As operators move on net-zero goals, the distribution of compute out of data centers could enable new use cases, new business models and new sustainability benefits
Mobile network architectures have been changing as operators look to gain deployment flexibility and vendor choice with radio access network (RAN) disaggregation. Simultaneously, to deliver on low latency 5G use cases that require near real-time data processing, centralized data center compute is being distributed throughout the network to the RAN edge and even to customer premises. With the addition of artificial intelligence (AI) for both internal- and customer-facing benefits, operators now have an additional vector of complexity. But, even amid all of this technological complexity, there’s one more important factor: how to do all of the above in a way that meets increasing demand for network capacity while also reducing carbon emissions.
Speaking with RCR Wireless News during Mobile World Congress in Barcelona, Dell Technologies Edge Portfolio Messaging Director Bill Pfeifer said the vast majority of net new data is and will continue to be created at the edge. Cameras, autonomous vehicles, digital twin and other “instrumentation that’s reading or emulating the real world” will drive data’s center of gravity to the edge. “This creates a bit of a disconnect,” he said, “because the data is out in the world and our data centers and clouds are somewhere else.”
This, Pfeifer said, raises the question of, “What does it cost to move that data…[and] how does that impact responsible computing?” To lay the research foundation for answering this question, Dell Technologies, partnered with Intel, worked with GSMA Intelligence (GSMAi) to leverage data from a survey of 100 operators to understand “the impact of changing enterprise traffic flows across a range of industries,” according to the resultant report, “The next generation of operator sustainability: Greener edge and Open RAN.”
GSMAi developed a model based on three primary considerations: growth in data traffic by fixed and mobile networks; how much of that data is processed in the cloud or at the edge with edge including on-prem and “between premises and central cloud”; and the associated power consumption of various scenarios. A big takeaway is that by 2030, according to the research, operators expect 70% of all “enterprise traffic processing” to occur either at the on-prem edge or in a centralized cloud.
Once accounting for the power needed for running massive data centers, “There is a potential energy saving impact by retaining more data the edge versus the cloud,” the report authors wrote. By the numbers, keeping 20% of processing at the edge, instead of sending it to a data center, carries a potential 15% reduction in energy use; if 40% stays at the edge, energy saving could be more than 30%.
Pfeifer broke it down: “If you create data out at the edge and you move it to your centralized data center and cloud to process it, [then] send it back, just transiting the data takes about ⅓ of the power. That’s a lot…We’re not saying all compute should be moved to the edge. But we are saying, based on what your situation is…we can start to make more intelligent decisions that will give you longer-term, sustainable design, architecture.”

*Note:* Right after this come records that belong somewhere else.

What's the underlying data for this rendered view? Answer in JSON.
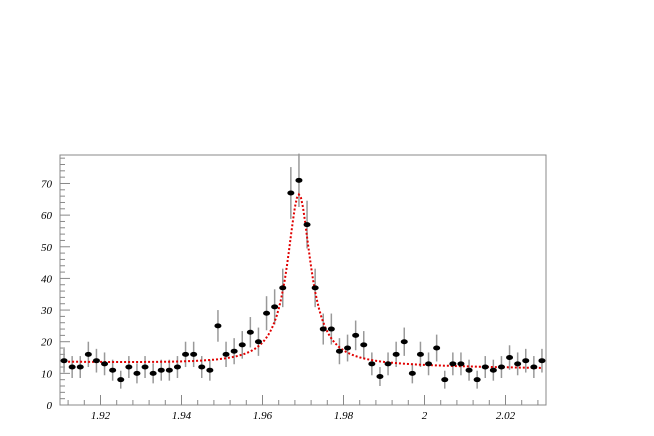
{
  "chart_data": {
    "type": "scatter",
    "title": "",
    "xlabel": "",
    "ylabel": "",
    "xlim": [
      1.91,
      2.03
    ],
    "ylim": [
      0,
      79
    ],
    "grid": false,
    "x_ticks": [
      1.92,
      1.94,
      1.96,
      1.98,
      2,
      2.02
    ],
    "x_tick_labels": [
      "1.92",
      "1.94",
      "1.96",
      "1.98",
      "2",
      "2.02"
    ],
    "y_ticks": [
      0,
      10,
      20,
      30,
      40,
      50,
      60,
      70
    ],
    "y_tick_labels": [
      "0",
      "10",
      "20",
      "30",
      "40",
      "50",
      "60",
      "70"
    ],
    "bin_width": 0.002,
    "error_bars": "sqrt(N)",
    "values": [
      14,
      12,
      12,
      16,
      14,
      13,
      11,
      8,
      12,
      10,
      12,
      10,
      11,
      11,
      12,
      16,
      16,
      12,
      11,
      25,
      16,
      17,
      19,
      23,
      20,
      29,
      31,
      37,
      67,
      71,
      57,
      37,
      24,
      24,
      17,
      18,
      22,
      19,
      13,
      9,
      13,
      16,
      20,
      10,
      16,
      13,
      18,
      8,
      13,
      13,
      11,
      8,
      12,
      11,
      12,
      15,
      13,
      14,
      12,
      14
    ],
    "fit_color": "#e00000",
    "marker_color": "#000000",
    "error_color": "#999999"
  }
}
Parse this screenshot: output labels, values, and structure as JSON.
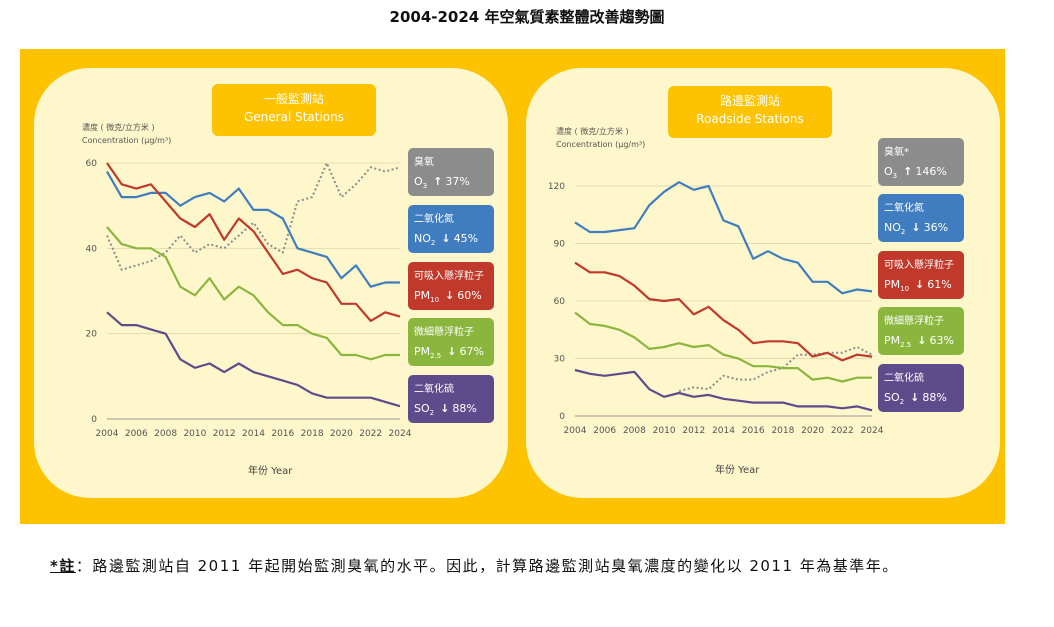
{
  "title": "2004-2024 年空氣質素整體改善趨勢圖",
  "year_axis_label": "年份 Year",
  "conc_label_zh": "濃度 ( 微克/立方米 )",
  "conc_label_en": "Concentration (µg/m³)",
  "footnote": {
    "marker": "*註",
    "text": "：路邊監測站自 2011 年起開始監測臭氧的水平。因此，計算路邊監測站臭氧濃度的變化以 2011 年為基準年。"
  },
  "colors": {
    "banner": "#FDC300",
    "panel": "#FEF7CB",
    "O3": "#8C8C8C",
    "NO2": "#3F7DC0",
    "PM10": "#C0392B",
    "PM2.5": "#8BB63E",
    "SO2": "#5E4B8B"
  },
  "chart_data": [
    {
      "type": "line",
      "station_zh": "一般監測站",
      "station_en": "General Stations",
      "ylabel": "Concentration (µg/m³)",
      "xlabel": "年份 Year",
      "ylim": [
        0,
        60
      ],
      "yticks": [
        0,
        20,
        40,
        60
      ],
      "xticks": [
        2004,
        2006,
        2008,
        2010,
        2012,
        2014,
        2016,
        2018,
        2020,
        2022,
        2024
      ],
      "grid": true,
      "x": [
        2004,
        2005,
        2006,
        2007,
        2008,
        2009,
        2010,
        2011,
        2012,
        2013,
        2014,
        2015,
        2016,
        2017,
        2018,
        2019,
        2020,
        2021,
        2022,
        2023,
        2024
      ],
      "series": [
        {
          "key": "O3",
          "name_zh": "臭氧",
          "name_en": "O3",
          "sub": "",
          "change_arrow": "up",
          "change": "37%",
          "style": "dotted",
          "values": [
            43,
            35,
            36,
            37,
            39,
            43,
            39,
            41,
            40,
            43,
            46,
            41,
            39,
            51,
            52,
            60,
            52,
            55,
            59,
            58,
            59
          ]
        },
        {
          "key": "NO2",
          "name_zh": "二氧化氮",
          "name_en": "NO",
          "sub": "2",
          "change_arrow": "down",
          "change": "45%",
          "style": "solid",
          "values": [
            58,
            52,
            52,
            53,
            53,
            50,
            52,
            53,
            51,
            54,
            49,
            49,
            47,
            40,
            39,
            38,
            33,
            36,
            31,
            32,
            32
          ]
        },
        {
          "key": "PM10",
          "name_zh": "可吸入懸浮粒子",
          "name_en": "PM",
          "sub": "10",
          "change_arrow": "down",
          "change": "60%",
          "style": "solid",
          "values": [
            60,
            55,
            54,
            55,
            51,
            47,
            45,
            48,
            42,
            47,
            44,
            39,
            34,
            35,
            33,
            32,
            27,
            27,
            23,
            25,
            24
          ]
        },
        {
          "key": "PM2.5",
          "name_zh": "微細懸浮粒子",
          "name_en": "PM",
          "sub": "2.5",
          "change_arrow": "down",
          "change": "67%",
          "style": "solid",
          "values": [
            45,
            41,
            40,
            40,
            38,
            31,
            29,
            33,
            28,
            31,
            29,
            25,
            22,
            22,
            20,
            19,
            15,
            15,
            14,
            15,
            15
          ]
        },
        {
          "key": "SO2",
          "name_zh": "二氧化硫",
          "name_en": "SO",
          "sub": "2",
          "change_arrow": "down",
          "change": "88%",
          "style": "solid",
          "values": [
            25,
            22,
            22,
            21,
            20,
            14,
            12,
            13,
            11,
            13,
            11,
            10,
            9,
            8,
            6,
            5,
            5,
            5,
            5,
            4,
            3
          ]
        }
      ]
    },
    {
      "type": "line",
      "station_zh": "路邊監測站",
      "station_en": "Roadside Stations",
      "ylabel": "Concentration (µg/m³)",
      "xlabel": "年份 Year",
      "ylim": [
        0,
        120
      ],
      "yticks": [
        0,
        30,
        60,
        90,
        120
      ],
      "xticks": [
        2004,
        2006,
        2008,
        2010,
        2012,
        2014,
        2016,
        2018,
        2020,
        2022,
        2024
      ],
      "grid": true,
      "x": [
        2004,
        2005,
        2006,
        2007,
        2008,
        2009,
        2010,
        2011,
        2012,
        2013,
        2014,
        2015,
        2016,
        2017,
        2018,
        2019,
        2020,
        2021,
        2022,
        2023,
        2024
      ],
      "series": [
        {
          "key": "O3",
          "name_zh": "臭氧*",
          "name_en": "O3",
          "sub": "",
          "change_arrow": "up",
          "change": "146%",
          "style": "dotted",
          "values": [
            null,
            null,
            null,
            null,
            null,
            null,
            null,
            13,
            15,
            14,
            21,
            19,
            19,
            23,
            25,
            32,
            32,
            33,
            33,
            36,
            32
          ]
        },
        {
          "key": "NO2",
          "name_zh": "二氧化氮",
          "name_en": "NO",
          "sub": "2",
          "change_arrow": "down",
          "change": "36%",
          "style": "solid",
          "values": [
            101,
            96,
            96,
            97,
            98,
            110,
            117,
            122,
            118,
            120,
            102,
            99,
            82,
            86,
            82,
            80,
            70,
            70,
            64,
            66,
            65
          ]
        },
        {
          "key": "PM10",
          "name_zh": "可吸入懸浮粒子",
          "name_en": "PM",
          "sub": "10",
          "change_arrow": "down",
          "change": "61%",
          "style": "solid",
          "values": [
            80,
            75,
            75,
            73,
            68,
            61,
            60,
            61,
            53,
            57,
            50,
            45,
            38,
            39,
            39,
            38,
            31,
            33,
            29,
            32,
            31
          ]
        },
        {
          "key": "PM2.5",
          "name_zh": "微細懸浮粒子",
          "name_en": "PM",
          "sub": "2.5",
          "change_arrow": "down",
          "change": "63%",
          "style": "solid",
          "values": [
            54,
            48,
            47,
            45,
            41,
            35,
            36,
            38,
            36,
            37,
            32,
            30,
            26,
            26,
            25,
            25,
            19,
            20,
            18,
            20,
            20
          ]
        },
        {
          "key": "SO2",
          "name_zh": "二氧化硫",
          "name_en": "SO",
          "sub": "2",
          "change_arrow": "down",
          "change": "88%",
          "style": "solid",
          "values": [
            24,
            22,
            21,
            22,
            23,
            14,
            10,
            12,
            10,
            11,
            9,
            8,
            7,
            7,
            7,
            5,
            5,
            5,
            4,
            5,
            3
          ]
        }
      ]
    }
  ]
}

In terms of relevant architectural considerations, the presence of fiber backhaul to the cloud, or physical proximity to the cloud, could bolster the argument for less edge processing, more cloud-based compute. However, many enterprises with legacy cellular connectivity, or copper or microwave backhaul, would likely benefit from a site-by-site evaluation to inform IT modernization, connectivity and cloud investments.
The role of Open RAN here is commoditization of network hardware (from purpose-built appliances to telco-grade server infrastructure running specialized software) and decomposition of an integrated radio system into a centralized unit (CU), distributed unit (DU) and radio unit (RU)—the CU and DU can, in effect, serve as edge computing nodes wherein network function are one of the workloads. Edge inferencing for AI is emerging as the other primary use case.
With distributed AI capabilities, operators can do things like dynamically and automatically adjust radio resource provisioning to correspond to traffic demand. So instead of always provisioning a network for peak capacity, this can scale up or down to meet traffic demand, thereby saving energy consumption because network elements are essentially turned off or put to sleep when not needed. In an Open RAN or virtualized RAN, the network telemetry that informs sleep mode, as well as the functionality of turning elements on or off, resides in the RAN Intelligent Controller (RIC).
“Digitization is a multi-year process, with network virtualization intertwined,” GSMAi concluded. “The modeling suggests interesting findings on power savings from working at the edge, helped by savings from backhaul and compute volumes. However, these are only projections. The proof will come from reporting on actual deployments.”